1) There is a proposal to raise the FDIC insurance limit from $100K to $250K for personal bank accounts. In today’s (sensible) rules, banks are required to pay fees to the FDIC for this insurance; however, as the banking industry is not doing so hot right now (you may have heard), Congress is proposing that we waive the fees. This even though there only exists $1 in the FDIC backing every $100 of insured funds – the lowest level in history.

Are these people insane? We are going to shore up the failing banks by replicating their behavior in our government (not holding enough assets to back your debt)? This is the equivalent of helping your neighbor, whose house is burning down, by lighting your own house on fire. A bigger, crazier fire.

2) Congress wants to relax restrictions on “Mark-to-Market” accounting rules. The Wall Street Journal today explains it as, “On the question of the SEC’s mark-to-market accounting rule, the agency issued guidance Tuesday that could give management more flexibility in valuing securities when there isn’t a regular market for them.” It continues: “…its implications are nonetheless significant, potentially giving financial firms a way to revive the value of assets that were previously considered worthless. ”

Read that carefully. Management will be allowed to assess the value of a security even though there is no market for it. I believe that my fingernail clippings are worth a million dollars. Sure, nobody out there wants to buy them, but someday, they might. If “Mark-to-Market” accounting rings a bell, you might be remembering the last big company to become enamored with this accounting principle.

3) There is a provision to provide a new $1,000 tax deduction for homeowners who don’t itemize their deductions. If you are a homeowner and you don’t itemize your deductions, you are essentially passing on the opportunity to deduct the interest you paid on your mortgage last year. You would only do this for one of two reasons: your mortgage payment is so low that the standard deduction (a pittance) is bigger, or (and here’s where I’m leaning) you are an idiot. We are essentially giving a tax cut to people that either don’t need it, or are too lazy to copy the number provided to them by their mortgage company into a box on their tax return. Awesome. 

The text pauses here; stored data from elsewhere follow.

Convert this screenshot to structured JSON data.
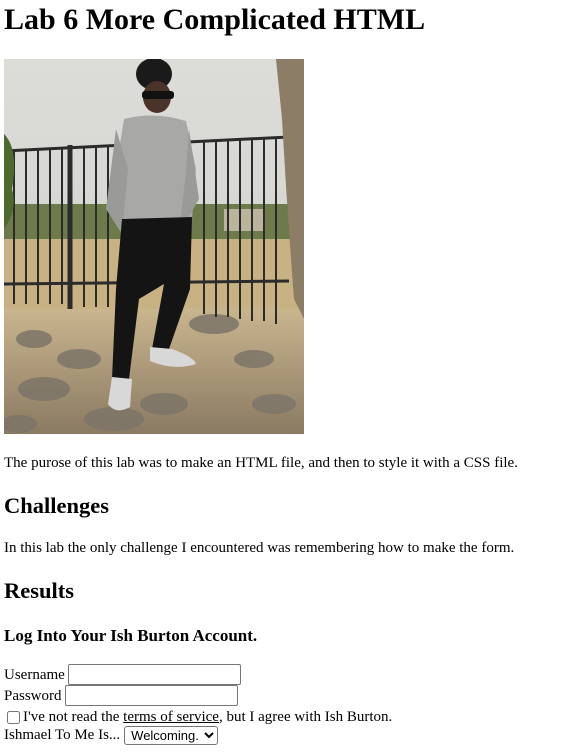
{
  "page": {
    "title": "Lab 6 More Complicated HTML",
    "intro": "The purose of this lab was to make an HTML file, and then to style it with a CSS file.",
    "challenges_heading": "Challenges",
    "challenges_text": "In this lab the only challenge I encountered was remembering how to make the form.",
    "results_heading": "Results"
  },
  "form": {
    "title": "Log Into Your Ish Burton Account.",
    "username_label": "Username",
    "username_value": "",
    "password_label": "Password",
    "password_value": "",
    "tos_before": "I've not read the ",
    "tos_link": "terms of service",
    "tos_after": ", but I agree with Ish Burton.",
    "tos_checked": false,
    "select_label": "Ishmael To Me Is...",
    "select_value": "Welcoming."
  }
}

4) Because you can’t even pass a kidney stone these days without adding in some kind of “green” provision, there are tax credits for renewable energy usage. I submit that our Congress may be focused on the wrong kind of green here.

5) The final, crowing achievement of this bill is just too precious for words; it’s called the “Mental Health Parity” provision. It forces health insurance companies to cover mental health claims at the same level that they cover physical health claims. It’s presence in the financial bailout bill makes complete sense if you think about it, as this entire plan is batshit insane. These people are clearly in need of treatment.